Gone beyond: Mobile money has gone beyond basic services to utility bill payments, merchant payments, e-commerce and health among others, which could explain the rapid growth. PHOTO BY EDAR R BATTE

What you need to know:

  • In digital form. A larger proportion of money, according the GSMA report, is entering and leaving the system in digital form, rather than cash conversions.
  • According to the report, in 2019, there was a shift away from cash to digital payments, especially for services like school fees, e-commerce, remittances, savings, credit, pay-as-you-go and utilities among others.

More than half of the global transactions on mobile money in 2019 were done digitally as opposed to converting money to cash.

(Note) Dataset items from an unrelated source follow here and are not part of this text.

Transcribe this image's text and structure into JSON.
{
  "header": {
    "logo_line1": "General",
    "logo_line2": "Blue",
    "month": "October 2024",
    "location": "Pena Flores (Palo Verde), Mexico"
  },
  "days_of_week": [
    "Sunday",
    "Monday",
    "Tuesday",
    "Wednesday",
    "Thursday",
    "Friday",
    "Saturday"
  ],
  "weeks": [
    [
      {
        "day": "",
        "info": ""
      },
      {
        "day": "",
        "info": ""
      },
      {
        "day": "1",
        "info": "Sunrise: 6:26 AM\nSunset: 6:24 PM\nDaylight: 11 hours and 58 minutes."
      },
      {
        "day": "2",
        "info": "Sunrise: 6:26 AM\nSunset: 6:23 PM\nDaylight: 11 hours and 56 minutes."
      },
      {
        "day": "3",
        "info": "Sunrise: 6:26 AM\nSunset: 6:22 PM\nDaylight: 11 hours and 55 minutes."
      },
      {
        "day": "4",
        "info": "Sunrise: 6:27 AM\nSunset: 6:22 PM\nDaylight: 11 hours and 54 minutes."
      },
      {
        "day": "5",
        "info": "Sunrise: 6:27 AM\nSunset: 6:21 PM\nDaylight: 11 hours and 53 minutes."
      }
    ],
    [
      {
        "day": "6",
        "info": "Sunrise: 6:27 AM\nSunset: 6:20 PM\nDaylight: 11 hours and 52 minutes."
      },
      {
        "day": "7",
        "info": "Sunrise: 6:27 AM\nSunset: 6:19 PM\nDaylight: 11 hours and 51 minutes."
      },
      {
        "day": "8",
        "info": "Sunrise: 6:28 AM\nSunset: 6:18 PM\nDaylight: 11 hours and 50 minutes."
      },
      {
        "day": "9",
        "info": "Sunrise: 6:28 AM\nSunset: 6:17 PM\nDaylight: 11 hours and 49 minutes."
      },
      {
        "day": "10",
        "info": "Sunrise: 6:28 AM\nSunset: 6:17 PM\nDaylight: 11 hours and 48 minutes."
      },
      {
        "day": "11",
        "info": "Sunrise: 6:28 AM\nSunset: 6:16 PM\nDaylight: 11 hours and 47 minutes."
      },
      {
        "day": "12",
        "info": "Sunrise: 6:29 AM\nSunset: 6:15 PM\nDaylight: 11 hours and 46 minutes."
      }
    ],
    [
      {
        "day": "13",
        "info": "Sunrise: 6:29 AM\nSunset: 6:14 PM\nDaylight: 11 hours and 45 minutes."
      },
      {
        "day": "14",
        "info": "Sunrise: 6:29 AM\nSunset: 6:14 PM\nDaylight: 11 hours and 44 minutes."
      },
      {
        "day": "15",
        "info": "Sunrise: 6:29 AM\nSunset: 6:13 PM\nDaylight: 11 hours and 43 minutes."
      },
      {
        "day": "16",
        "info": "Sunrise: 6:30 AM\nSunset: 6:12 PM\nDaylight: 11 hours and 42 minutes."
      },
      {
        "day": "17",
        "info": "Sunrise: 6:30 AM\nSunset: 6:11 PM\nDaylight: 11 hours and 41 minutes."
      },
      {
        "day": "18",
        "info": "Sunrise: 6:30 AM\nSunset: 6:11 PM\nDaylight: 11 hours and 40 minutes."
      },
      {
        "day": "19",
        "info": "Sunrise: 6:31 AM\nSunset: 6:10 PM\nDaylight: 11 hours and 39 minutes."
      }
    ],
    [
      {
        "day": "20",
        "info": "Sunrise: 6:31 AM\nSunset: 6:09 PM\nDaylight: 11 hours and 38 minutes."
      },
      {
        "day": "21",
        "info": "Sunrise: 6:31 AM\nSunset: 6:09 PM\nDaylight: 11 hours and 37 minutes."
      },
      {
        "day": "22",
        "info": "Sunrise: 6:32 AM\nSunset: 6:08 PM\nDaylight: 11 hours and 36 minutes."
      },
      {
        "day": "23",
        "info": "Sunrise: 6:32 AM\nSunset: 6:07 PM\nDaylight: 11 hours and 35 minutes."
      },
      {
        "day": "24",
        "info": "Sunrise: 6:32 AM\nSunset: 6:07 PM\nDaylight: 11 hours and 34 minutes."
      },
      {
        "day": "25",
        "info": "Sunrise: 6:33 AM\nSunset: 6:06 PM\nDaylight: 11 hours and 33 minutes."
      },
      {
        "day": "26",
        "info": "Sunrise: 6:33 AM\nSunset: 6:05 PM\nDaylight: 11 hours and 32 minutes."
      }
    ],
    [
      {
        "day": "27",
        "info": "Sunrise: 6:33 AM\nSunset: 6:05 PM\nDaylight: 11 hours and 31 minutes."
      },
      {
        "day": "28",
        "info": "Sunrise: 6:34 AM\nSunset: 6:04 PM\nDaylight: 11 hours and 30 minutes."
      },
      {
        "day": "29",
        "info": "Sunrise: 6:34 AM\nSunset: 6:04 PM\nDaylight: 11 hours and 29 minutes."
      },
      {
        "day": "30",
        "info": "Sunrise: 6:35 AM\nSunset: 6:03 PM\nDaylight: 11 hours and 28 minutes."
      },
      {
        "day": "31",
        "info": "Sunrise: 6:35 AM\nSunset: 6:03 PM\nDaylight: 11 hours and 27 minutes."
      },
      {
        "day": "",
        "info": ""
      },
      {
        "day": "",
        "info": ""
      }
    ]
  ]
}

According to the 2019 State of the Industry Report on Mobile Money by Global System for Mobile Communications Association (GSMA), digital transactions represented majority of mobile money flows.
“For the first time, digital transactions represent the majority 57 per cent of mobile money transaction value. A larger proportion of money is entering and leaving the system in digital form, rather than cash conversions,” the report reads in part.

Essentially, this signifies a heightened level of acceptance of digitisation, which is a step closer to a cashless digital economy.

According to the report, in 2019, there was a shift away from cash to digital payments, especially for services like school fees, e-commerce, remittances, savings, credit, pay-as-you-go and utilities among others.

There is currently renewed need for a cashless economy among different countries, especially because of the ongoing Covid-19 pandemic, whose risk of spreading is increased by movement of paper money.

Interoperability
The findings peg the increase in digital transactions to the industry becoming a more integral part of the financial ecosystem through interoperability and lower barriers to third-party integration.

For instance, on average, mobile money providers with bank integrations are connected to 13 banks, which has dramatically increased the volumes moving between mobile money and banking systems.

Mobile money-to-bank account interoperability has grown, increasing by 34 per cent year on year in 2019.
Additionally, mobile money-enabled international remittances have been flourishing, with $7.3b processed in 2019, compared to $5.5b in 2018.

Increased user trust as well as augmenting mobile money accounts, which the report highlighted went over one billion in 2019 with about 372m active on a three month basis, has promoted digital transacting.

Sub-Saharan Africa, the report says, is the epicenter of mobile money, adding over 50 million accounts in 2019.
This was driven by strong growth in western Africa (21 million new accounts) and central Africa (six million new as well as steady growth in eastern Africa (22 million new accounts).

Shift from basics

Ms Rashmi Pillai, the Financial Sector Deepening Uganda, executive director, acknowledged digital transactions are rising in Uganda, beyond cash-in and cash-out.
This, she says, is because of the shift from basic mobile money functions to emerging usage such as utility bill payments, merchant payments, e-commerce and health among others.

“Users are increasingly getting more comfortable with in-ecosystem payments fueled by serious campaigns by telecoms and Fintechs,” she says.